Sizi tanıyabilir miyiz?

Ben Oktay İçen. Emekli öğretmenim. 30 senedir bu işi yapıyoruz. “Sivas'ta bu işin en güzelini yapacağız” diye açtık. Ve en güzelini de yaptık yani vatandaşımıza, Sivas halkımıza en güzel şekilde bu hizmeti sunmaya devam ediyoruz. Vatandaşımızın bütün sıkıntılarını, hayvanların bakımlarını, her türlü ihtiyaçlarını gidermeye çalışıyoruz. “Bu işin uzmanıyız” diyebiliriz.

Birinci kuralımız müşteri velinimetimizdir. Yani müşteriye karşı saygı, hoşgörü olmadığı müddetçe hiçbir şeyin olacağını zannetmiyorum.

Müşteri gelir, sorusunu sorar, alacağı şeyi söyler bizler de elimizden geldiği kadar gereken üslubu, güzelliği o müşterimize, o insanlara sunmaktan gurur duyuyoruz ve kıvanç duyuyoruz.
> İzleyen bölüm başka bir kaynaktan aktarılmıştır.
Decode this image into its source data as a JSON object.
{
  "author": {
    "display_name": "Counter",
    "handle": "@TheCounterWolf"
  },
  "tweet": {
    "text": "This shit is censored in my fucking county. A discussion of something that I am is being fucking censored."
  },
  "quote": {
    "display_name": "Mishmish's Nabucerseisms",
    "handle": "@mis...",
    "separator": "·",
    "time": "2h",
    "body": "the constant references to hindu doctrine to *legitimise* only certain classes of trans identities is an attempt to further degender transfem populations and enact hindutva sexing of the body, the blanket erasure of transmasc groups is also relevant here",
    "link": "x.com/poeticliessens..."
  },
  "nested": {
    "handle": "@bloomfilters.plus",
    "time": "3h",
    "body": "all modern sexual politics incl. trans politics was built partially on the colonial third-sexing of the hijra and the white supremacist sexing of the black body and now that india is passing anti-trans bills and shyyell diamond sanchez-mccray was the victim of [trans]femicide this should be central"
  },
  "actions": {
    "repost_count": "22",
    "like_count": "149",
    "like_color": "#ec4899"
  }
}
Yani sordukları soruları, alacakları hayvanı sağlıklı yaşatabilmeleri konusunda vatandaşlara teker teker izah ediyoruz. Yani çocuk da gelse aynı yetişkin insan da gelse aynı işlemi görüyor.

Burada hangi hayvanlar var?

Burada her türlü balığımız, kaplumbağamız, ördeğimiz, küçük ada tavşanlarımız, papağanlarımız var; muhabbet kuşlarının kralı var konuşan türden. Bülbüllerimiz var, kanaryamız var. Olmayan şey pek nadir. Diğer mesela süs hayvanları olarak terrier, kaniş cinsi köpekleri de sipariş üzerine getiriyoruz.

Her petshop güvenilir mi?

Tabi iş bilenin kılıç kuşananın diyorum. Vatandaşımız da bu konuda bilinçsiz. Adam yeni işe başlıyor. Mesela bir kavanoz alıyor direkt çeşme suyunu koyuyor, balığı gönderiyor. Balık ertesi gün ölüyor. Tekrar geliyor vatandaş “Niye öldü?” diye. İşte vatandaş bunu bilmeden yaptığı için sormuyor da şimdi soracaksın ki biz de cevap verelim. Öğretmen soruyu sormadan öğrenciden cevap alamaz. Yani her şeyin bir kuralı vardır. Sivas halkına sorun Sivas'ta “Beta Akvaryum kalitedir” derler.

Balık ve kuşların bakımlarıyla ilgili püf noktalar nelerdir?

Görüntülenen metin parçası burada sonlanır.